When independent access to Wuhan was denied, instead of simply relaying what China claimed as if it were factual, the WHO could have notified the world that an alarming situation was unfolding. It could have said that China was not allowing independent investigations, and that there were suggestions of human-to-human transmission that needed urgent investigation. That would have gotten the world’s attention. And it could have happened the first week of January, mere days after China reported 41 cases of a mysterious pneumonia, but before China’s first announced COVID death. This is when Taiwan banned travel from Wuhan and started aggressive screening of travelers who had been there in recent weeks. It’s also when Taiwan ramped up its domestic mask production, in order to distribute masks to its whole population, despite WHO (still!) claiming they aren’t necessary.
Many countries may not have had their first imported case until late January or early February. Researchers estimate that acting even a week or two early might have reduced cases by 50 to 80 percent. With proper global leadership, we may have had a very different trajectory.

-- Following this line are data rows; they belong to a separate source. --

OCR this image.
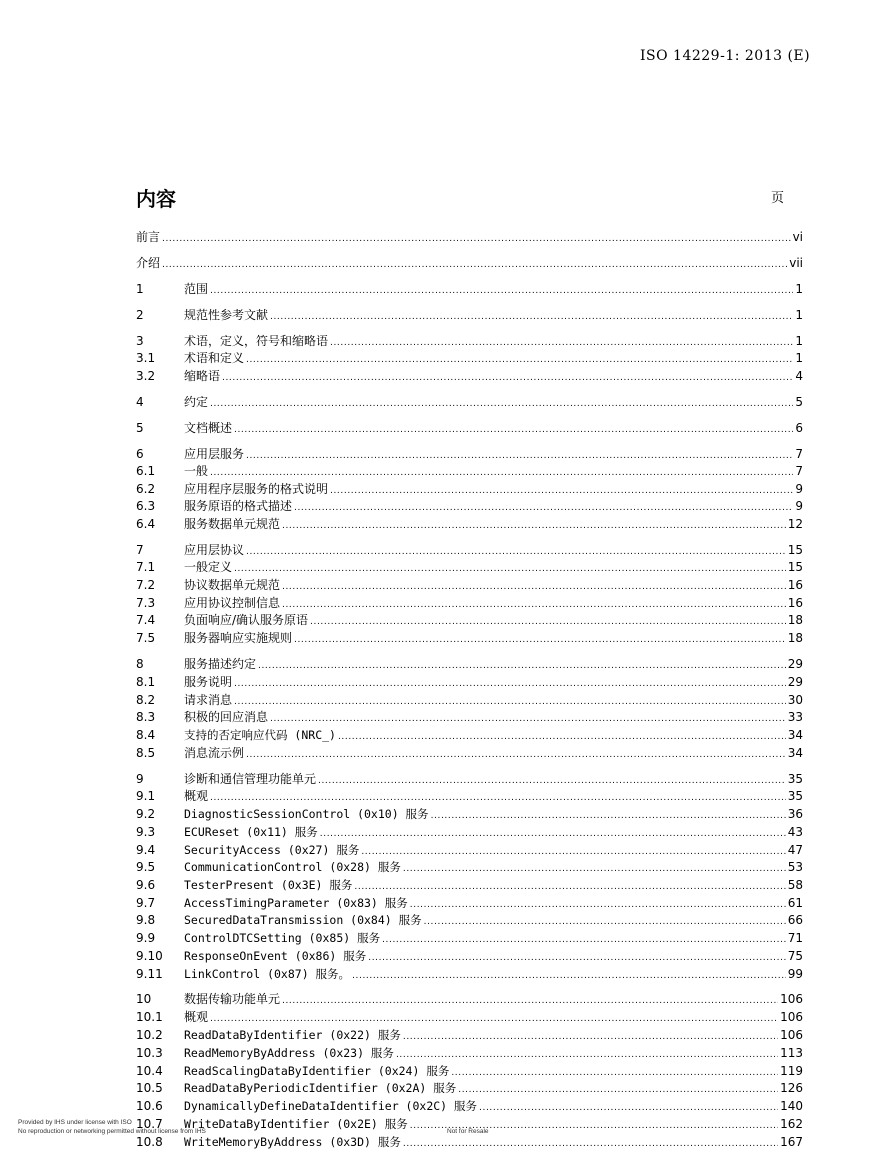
ISO 14229-1: 2013 (E)
内容	页
前言 .....	vi
介绍 .....	vii
1	范围 .....	1
2	规范性参考文献 .....	1
3	术语，定义，符号和缩略语 .....	1
3.1	术语和定义 .....	1
3.2	缩略语 .....	4
4	约定 .....	5
5	文档概述 .....	6
6	应用层服务 .....	7
6.1	一般 .....	7
6.2	应用程序层服务的格式说明 .....	9
6.3	服务原语的格式描述 .....	9
6.4	服务数据单元规范 .....	12
7	应用层协议 .....	15
7.1	一般定义 .....	15
7.2	协议数据单元规范 .....	16
7.3	应用协议控制信息 .....	16
7.4	负面响应/确认服务原语 .....	18
7.5	服务器响应实施规则 .....	18
8	服务描述约定 .....	29
8.1	服务说明 .....	29
8.2	请求消息 .....	30
8.3	积极的回应消息 .....	33
8.4	支持的否定响应代码 (NRC_) .....	34
8.5	消息流示例 .....	34
9	诊断和通信管理功能单元 .....	35
9.1	概观 .....	35
9.2	DiagnosticSessionControl (0x10) 服务 .....	36
9.3	ECUReset (0x11) 服务 .....	43
9.4	SecurityAccess (0x27) 服务 .....	47
9.5	CommunicationControl (0x28) 服务 .....	53
9.6	TesterPresent (0x3E) 服务 .....	58
9.7	AccessTimingParameter (0x83) 服务 .....	61
9.8	SecuredDataTransmission (0x84) 服务 .....	66
9.9	ControlDTCSetting (0x85) 服务 .....	71
9.10	ResponseOnEvent (0x86) 服务 .....	75
9.11	LinkControl (0x87) 服务。 .....	99
10	数据传输功能单元 .....	106
10.1	概观 .....	106
10.2	ReadDataByIdentifier (0x22) 服务 .....	106
10.3	ReadMemoryByAddress (0x23) 服务 .....	113
10.4	ReadScalingDataByIdentifier (0x24) 服务 .....	119
10.5	ReadDataByPeriodicIdentifier (0x2A) 服务 .....	126
10.6	DynamicallyDefineDataIdentifier (0x2C) 服务 .....	140
10.7	WriteDataByIdentifier (0x2E) 服务 .....	162
10.8	WriteMemoryByAddress (0x3D) 服务 .....	167
Provided by IHS under license with ISO
No reproduction or networking permitted without license from IHS	Not for Resale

A mission-driven WHO would not have repeatedly praised China for its “transparency,” (when it was anything but) nor would it have explicitly criticized travel bans when they were being imposed on China but remained silent when China imposed them on other nations. Strikingly, the only country the WHO’s leader, Tedros Adhanom Ghebreyesus, has directly criticized is Taiwan, whose diplomats he accused (without proof) of being involved in racist attacks on him. Unfortunately, the WHO seems to remember its principles only when they align with China’s interests.
Be that as it may, President Trump’s own attempt to bully the WHO is worse than being merely a distraction from his own lack of preparation and the spectacular public-health failure that is now unfolding across the United States. The president wants to break the WHO even more dramatically, in precisely the way it is already broken. He wants it to bow to the outsize influence of big powerful nations at the expense of its mission.
Defunding the WHO is not just foolish. It is dangerous: A pandemic needs to be contained globally, including in the poor countries that depend on the WHO. The WHO is the only global organization whose mission, reach, and infrastructure are suitable for this. The U.S. funds about 15 percent of the WHO’s current budget, and the already stretched-thin organization may not be able to quickly make that up.
We must save the WHO, but not by reflexively pretending that nothing’s wrong with it, just because President Trump is going after the organization. We should be realistic and honest about the corruption and shortcomings that have engulfed the leadership of an organization that is deeply flawed, but that is still the jewel of the international health community.